Not so long ago, it would have been embarrassing for adults to admit that avant-garde painting was too difficult for them to prefer the comfort of story time. What Gadsby did was give permission to the audience— moral It’s about turning our backs on the things that challenge us and allowing comfort and kitsch to be ennobled.

So who will be most excited about this show? It’s not a Picasso that comes out completely unscathed. But the female artists in the museum’s collection have been caught up in this little prank, and so have generations of women and feminist art historians… Rosalind Krause, Ann Wagner, Mary Ann Cowes, and hundreds more have dedicated their careers to thinking seriously about contemporary art and gender. Especially at the Brooklyn Museum, where engagement with feminist art is unique even in New York, I was sad and embarrassed that the exhibition didn’t even try to live up to its promise of putting women artists on an equal footing with big names.

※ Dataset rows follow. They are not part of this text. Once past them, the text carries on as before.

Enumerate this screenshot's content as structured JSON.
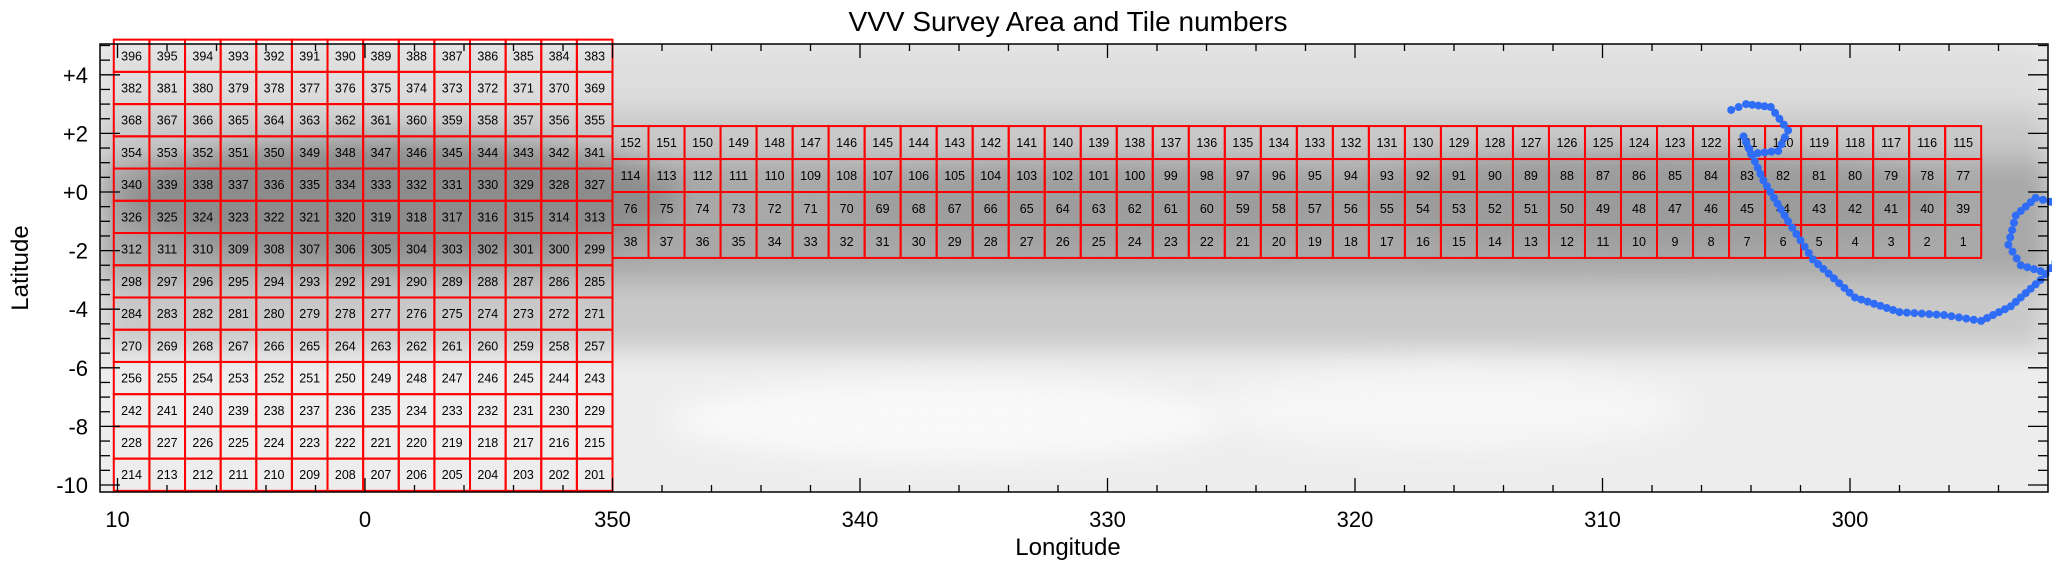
{
  "chart_data": {
    "type": "scatter",
    "title": "VVV Survey Area and Tile numbers",
    "xlabel": "Longitude",
    "ylabel": "Latitude",
    "x_axis": {
      "direction": "decreasing",
      "range_display": [
        10,
        -63
      ],
      "tick_labels": [
        "10",
        "0",
        "350",
        "340",
        "330",
        "320",
        "310",
        "300"
      ],
      "tick_longitudes": [
        10,
        0,
        -10,
        -20,
        -30,
        -40,
        -50,
        -60
      ]
    },
    "y_axis": {
      "range": [
        -10.3,
        5.2
      ],
      "tick_labels": [
        "+4",
        "+2",
        "+0",
        "-2",
        "-4",
        "-6",
        "-8",
        "-10"
      ],
      "tick_values": [
        4,
        2,
        0,
        -2,
        -4,
        -6,
        -8,
        -10
      ]
    },
    "bulge_tiles": {
      "first_tile": 201,
      "last_tile": 396,
      "columns": 14,
      "rows": 14,
      "l_min": -10.0,
      "l_max": 10.15,
      "b_min": -10.2,
      "b_max": 5.2
    },
    "disk_tiles": {
      "first_tile": 1,
      "last_tile": 152,
      "columns": 38,
      "rows": 4,
      "l_min": -65.3,
      "l_max": -10.0,
      "b_min": -2.25,
      "b_max": 2.25
    },
    "background": "greyscale extinction map of the Galactic plane",
    "overlay_path": {
      "color": "#2f6df6",
      "points": [
        [
          -55.2,
          2.8
        ],
        [
          -55.8,
          3.0
        ],
        [
          -56.8,
          2.9
        ],
        [
          -57.5,
          2.1
        ],
        [
          -57.1,
          1.4
        ],
        [
          -56.0,
          1.3
        ],
        [
          -55.7,
          1.9
        ],
        [
          -56.5,
          0.4
        ],
        [
          -57.5,
          -1.0
        ],
        [
          -58.5,
          -2.3
        ],
        [
          -60.2,
          -3.6
        ],
        [
          -62.0,
          -4.1
        ],
        [
          -63.8,
          -4.2
        ],
        [
          -65.3,
          -4.4
        ],
        [
          -66.5,
          -3.9
        ],
        [
          -67.7,
          -3.0
        ],
        [
          -68.5,
          -2.2
        ],
        [
          -68.8,
          -1.2
        ],
        [
          -68.4,
          -0.4
        ],
        [
          -67.5,
          -0.2
        ],
        [
          -66.7,
          -0.8
        ],
        [
          -66.4,
          -1.8
        ],
        [
          -66.9,
          -2.5
        ],
        [
          -67.7,
          -2.7
        ]
      ]
    }
  }
}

“My story has value,” Gadsby said in “Nanette.” And “I will not allow my story to be destroyed.” And “stories provide our cure.” But the Hawardena Pindel on display here is more than just a storyteller. The Cindy Sherman on display here is more than just a storyteller. They, like Picassos before them, are artists who put ideas and images in productive tension without the reassurance of closure or comfort. The role of public museums (or at least it should be) is to present all of these women’s aesthetic achievements to all of us. There is also space for story time in the children’s wing.